In short, no First we don’t track inputs right now. And in terms of tracking UTXOs and kernels data, it would be about the same. Except in the stateless chain model where we wouldn’t have any UTXO at all, but kernels would still have to be around. Until we figure out how to aggregate them, that is.
The “stronger privacy” comes from the fact that the RSA accumulator and associated proofs are zero-knowledge:
Your proof that says you can spend an output is only valid if the output is actually unspent. Once it’s spent, no valid proofs can be made anymore.
Said proof does not say which output you’re spending. It just says your spend checks against the accumulator. So there’s no linking anymore, and the anonymity set of an input is the whole UTXO set.
As a finer point, one could think it’s a problem because we can’t validate coinbase maturity anymore. I think we’d just keep 2 accumulators for that: a regular output one and a coinbae one.
Regarding your additional questions:
All required.
That’s right. Which is why I think the stateless chain model belongs more in what we’d call light nodes or SPV-like nodes right now.
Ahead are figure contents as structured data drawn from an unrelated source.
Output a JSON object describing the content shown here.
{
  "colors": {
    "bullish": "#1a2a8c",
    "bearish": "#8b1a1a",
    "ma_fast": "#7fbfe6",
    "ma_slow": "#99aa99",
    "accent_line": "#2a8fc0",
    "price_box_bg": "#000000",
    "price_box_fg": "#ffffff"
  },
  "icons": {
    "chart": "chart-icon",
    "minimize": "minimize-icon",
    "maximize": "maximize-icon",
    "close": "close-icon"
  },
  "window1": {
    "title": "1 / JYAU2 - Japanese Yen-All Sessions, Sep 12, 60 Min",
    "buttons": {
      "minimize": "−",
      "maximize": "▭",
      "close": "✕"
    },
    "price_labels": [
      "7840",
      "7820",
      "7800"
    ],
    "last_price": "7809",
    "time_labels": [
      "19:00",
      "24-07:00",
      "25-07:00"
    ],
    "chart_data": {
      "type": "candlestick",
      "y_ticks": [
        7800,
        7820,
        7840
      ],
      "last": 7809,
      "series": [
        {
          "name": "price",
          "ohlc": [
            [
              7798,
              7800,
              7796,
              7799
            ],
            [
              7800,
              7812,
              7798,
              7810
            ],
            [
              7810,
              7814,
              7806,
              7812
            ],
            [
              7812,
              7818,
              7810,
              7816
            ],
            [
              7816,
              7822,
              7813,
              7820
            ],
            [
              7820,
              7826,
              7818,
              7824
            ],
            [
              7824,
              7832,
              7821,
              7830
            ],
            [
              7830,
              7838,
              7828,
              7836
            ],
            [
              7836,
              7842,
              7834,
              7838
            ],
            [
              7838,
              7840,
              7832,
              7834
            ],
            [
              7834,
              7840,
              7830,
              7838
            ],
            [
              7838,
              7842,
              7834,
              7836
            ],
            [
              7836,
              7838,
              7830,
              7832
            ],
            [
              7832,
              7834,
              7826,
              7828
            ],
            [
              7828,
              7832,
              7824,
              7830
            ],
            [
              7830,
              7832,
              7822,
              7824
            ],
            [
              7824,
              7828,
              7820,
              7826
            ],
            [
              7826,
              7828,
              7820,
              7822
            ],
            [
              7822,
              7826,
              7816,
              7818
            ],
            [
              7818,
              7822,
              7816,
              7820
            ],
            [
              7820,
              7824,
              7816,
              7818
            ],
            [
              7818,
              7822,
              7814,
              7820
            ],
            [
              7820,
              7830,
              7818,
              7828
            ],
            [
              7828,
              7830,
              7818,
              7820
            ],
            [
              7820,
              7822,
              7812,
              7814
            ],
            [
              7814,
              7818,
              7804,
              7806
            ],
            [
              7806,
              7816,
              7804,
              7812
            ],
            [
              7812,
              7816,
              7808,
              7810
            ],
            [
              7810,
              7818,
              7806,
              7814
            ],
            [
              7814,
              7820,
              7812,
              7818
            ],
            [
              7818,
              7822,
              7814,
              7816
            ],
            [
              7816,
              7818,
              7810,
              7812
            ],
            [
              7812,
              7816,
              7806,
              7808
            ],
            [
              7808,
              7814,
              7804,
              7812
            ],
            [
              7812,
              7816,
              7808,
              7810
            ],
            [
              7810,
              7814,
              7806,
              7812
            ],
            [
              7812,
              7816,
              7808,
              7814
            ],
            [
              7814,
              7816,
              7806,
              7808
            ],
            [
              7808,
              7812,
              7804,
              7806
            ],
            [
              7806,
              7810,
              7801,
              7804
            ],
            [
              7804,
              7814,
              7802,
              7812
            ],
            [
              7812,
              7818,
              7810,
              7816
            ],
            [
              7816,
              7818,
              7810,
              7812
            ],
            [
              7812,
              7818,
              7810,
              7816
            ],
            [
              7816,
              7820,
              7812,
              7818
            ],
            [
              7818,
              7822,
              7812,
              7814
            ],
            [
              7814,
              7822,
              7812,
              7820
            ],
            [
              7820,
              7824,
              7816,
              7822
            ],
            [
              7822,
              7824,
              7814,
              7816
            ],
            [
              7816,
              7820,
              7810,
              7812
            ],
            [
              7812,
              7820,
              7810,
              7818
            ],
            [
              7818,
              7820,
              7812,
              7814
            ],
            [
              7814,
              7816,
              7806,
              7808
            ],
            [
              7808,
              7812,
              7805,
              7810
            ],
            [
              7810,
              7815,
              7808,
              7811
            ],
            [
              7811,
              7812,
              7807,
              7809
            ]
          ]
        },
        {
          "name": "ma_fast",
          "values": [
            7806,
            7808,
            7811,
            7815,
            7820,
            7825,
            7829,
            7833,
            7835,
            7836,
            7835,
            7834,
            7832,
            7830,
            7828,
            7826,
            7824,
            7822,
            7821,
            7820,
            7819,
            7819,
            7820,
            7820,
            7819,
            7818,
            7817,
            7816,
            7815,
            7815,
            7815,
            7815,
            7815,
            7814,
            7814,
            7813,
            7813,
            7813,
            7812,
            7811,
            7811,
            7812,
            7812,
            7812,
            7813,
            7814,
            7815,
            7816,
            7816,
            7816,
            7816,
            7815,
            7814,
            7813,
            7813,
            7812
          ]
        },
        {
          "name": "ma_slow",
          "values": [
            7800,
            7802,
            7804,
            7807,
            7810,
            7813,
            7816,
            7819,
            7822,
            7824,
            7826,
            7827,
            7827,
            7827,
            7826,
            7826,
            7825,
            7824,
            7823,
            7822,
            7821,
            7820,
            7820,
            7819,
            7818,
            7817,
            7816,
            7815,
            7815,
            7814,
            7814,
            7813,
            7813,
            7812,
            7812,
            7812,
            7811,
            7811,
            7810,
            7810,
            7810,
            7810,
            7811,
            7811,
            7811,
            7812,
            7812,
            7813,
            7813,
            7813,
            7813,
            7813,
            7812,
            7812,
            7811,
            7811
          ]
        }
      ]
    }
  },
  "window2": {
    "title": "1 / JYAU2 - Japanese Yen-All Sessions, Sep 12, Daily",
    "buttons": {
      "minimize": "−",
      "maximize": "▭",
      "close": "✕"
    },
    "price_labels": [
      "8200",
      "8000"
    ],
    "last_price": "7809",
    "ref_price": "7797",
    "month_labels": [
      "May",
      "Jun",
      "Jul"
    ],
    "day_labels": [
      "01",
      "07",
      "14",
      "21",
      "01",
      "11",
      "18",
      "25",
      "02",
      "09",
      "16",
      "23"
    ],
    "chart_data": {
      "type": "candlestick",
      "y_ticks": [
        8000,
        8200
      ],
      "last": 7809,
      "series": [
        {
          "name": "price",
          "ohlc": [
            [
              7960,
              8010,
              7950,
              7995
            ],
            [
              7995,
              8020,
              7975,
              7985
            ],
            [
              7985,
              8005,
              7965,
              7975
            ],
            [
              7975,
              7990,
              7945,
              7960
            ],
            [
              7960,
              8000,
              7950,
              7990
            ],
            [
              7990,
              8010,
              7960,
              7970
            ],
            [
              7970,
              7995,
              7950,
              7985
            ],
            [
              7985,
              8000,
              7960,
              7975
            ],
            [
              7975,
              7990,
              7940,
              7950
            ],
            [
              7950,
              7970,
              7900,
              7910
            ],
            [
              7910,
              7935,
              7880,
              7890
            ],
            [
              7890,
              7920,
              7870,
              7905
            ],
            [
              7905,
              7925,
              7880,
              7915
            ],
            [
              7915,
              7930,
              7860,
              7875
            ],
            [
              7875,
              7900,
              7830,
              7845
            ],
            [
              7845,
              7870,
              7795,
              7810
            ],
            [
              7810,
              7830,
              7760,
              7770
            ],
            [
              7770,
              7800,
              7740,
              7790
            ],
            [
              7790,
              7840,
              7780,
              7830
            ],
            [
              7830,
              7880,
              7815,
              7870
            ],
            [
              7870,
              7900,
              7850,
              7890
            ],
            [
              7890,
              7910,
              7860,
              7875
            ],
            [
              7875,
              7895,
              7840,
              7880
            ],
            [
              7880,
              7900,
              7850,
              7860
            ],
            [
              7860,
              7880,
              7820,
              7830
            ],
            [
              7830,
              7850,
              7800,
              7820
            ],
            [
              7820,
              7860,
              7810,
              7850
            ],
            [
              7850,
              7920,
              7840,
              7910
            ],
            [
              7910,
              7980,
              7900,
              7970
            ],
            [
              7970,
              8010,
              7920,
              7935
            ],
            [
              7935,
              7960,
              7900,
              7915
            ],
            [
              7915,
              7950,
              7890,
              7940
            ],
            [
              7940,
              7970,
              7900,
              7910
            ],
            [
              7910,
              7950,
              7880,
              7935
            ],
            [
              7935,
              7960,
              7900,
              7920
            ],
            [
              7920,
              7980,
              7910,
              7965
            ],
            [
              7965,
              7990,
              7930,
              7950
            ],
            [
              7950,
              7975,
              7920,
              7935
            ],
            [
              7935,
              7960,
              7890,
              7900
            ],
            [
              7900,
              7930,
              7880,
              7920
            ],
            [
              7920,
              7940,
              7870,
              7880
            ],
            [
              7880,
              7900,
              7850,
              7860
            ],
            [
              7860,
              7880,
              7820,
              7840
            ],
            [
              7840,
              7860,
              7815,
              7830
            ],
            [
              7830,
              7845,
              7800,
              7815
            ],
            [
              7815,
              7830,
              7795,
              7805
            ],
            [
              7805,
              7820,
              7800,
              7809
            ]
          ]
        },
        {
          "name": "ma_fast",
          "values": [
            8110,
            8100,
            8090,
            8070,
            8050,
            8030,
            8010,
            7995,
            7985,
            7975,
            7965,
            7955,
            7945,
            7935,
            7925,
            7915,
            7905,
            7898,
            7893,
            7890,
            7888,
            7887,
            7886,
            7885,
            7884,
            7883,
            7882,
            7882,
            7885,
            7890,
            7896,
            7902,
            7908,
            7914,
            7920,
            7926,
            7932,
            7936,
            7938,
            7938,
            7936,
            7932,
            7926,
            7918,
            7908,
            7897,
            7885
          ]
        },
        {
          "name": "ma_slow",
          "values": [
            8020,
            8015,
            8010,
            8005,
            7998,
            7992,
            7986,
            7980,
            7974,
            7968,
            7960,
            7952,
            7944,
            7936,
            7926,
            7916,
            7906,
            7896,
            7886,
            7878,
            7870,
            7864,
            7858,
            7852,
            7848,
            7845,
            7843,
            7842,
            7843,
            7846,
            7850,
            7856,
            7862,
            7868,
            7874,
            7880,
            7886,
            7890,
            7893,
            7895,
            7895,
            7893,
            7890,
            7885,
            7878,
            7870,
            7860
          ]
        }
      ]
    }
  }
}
Note however that the proofs are trustless, they can’t be faked. So the only weakness is liveness (which is still an issue for censorship resistance).
First, make a PoC RSA accumulator implementation. That shouldn’t be too expensive, perhaps a few months (but don’t quote me yet on that). Making it solid and fast is what would take more time. Once there’s a semi-functional accumulator, we could add it as an alternative to MMRs, and test it over a new testnet. Once all of this matures and assuming we’re happy with the result and don’t find deal-breakers on the way, add to Floonet and then mainnet.
I might try to do a ELI15 RSA accumulator post, the main idea is actually not that hard. Would that help?
Trying to get my head around exactly how “zero knowledge” an accumulator like this would be.
Say we had a tx that spends a single output and produces two outputs.
And a block containing that single tx along with a single coinbase reward output.
We would have an accumulator prior to the block representing a UTXO set with say 1,000,000 unspent outputs.
We would remove a single output from the accumulator.
Then add three new outputs to the accumulator.
Now if our txs (and blocks) still reveal the outputs created (I’m assuming here that they do, along with their associated rangeproofs etc.), then -
We do not know exactly which output was spent in this tx.
But - we have accumulators representing before and after the spend (i.e. they differ by a single output).
So if we have all the outputs in the UTXO set it would seem to be possible to just brute-force one accumulator and determine which output needs to be removed to produce the correct result.
Presumably this is kind of slow for a UTXO set with 1,000,000 unspent outputs in it, but its not impossible.
And I guess this gets exponentially harder to do if the tx spends multiple outputs. You would need to try all combinations of two outputs for example.
So is this truly “zero knowledge”?
Os it just really expensive to do (rapidly approaching impossible for larger txs)?
Lots of good points, I agree I shouldn’t have characterized it as “zero knowledge”, computationally hard, especially with multiple inputs, seem like a better characterization.
Going to reach out to him to see if we can get a draft of his math.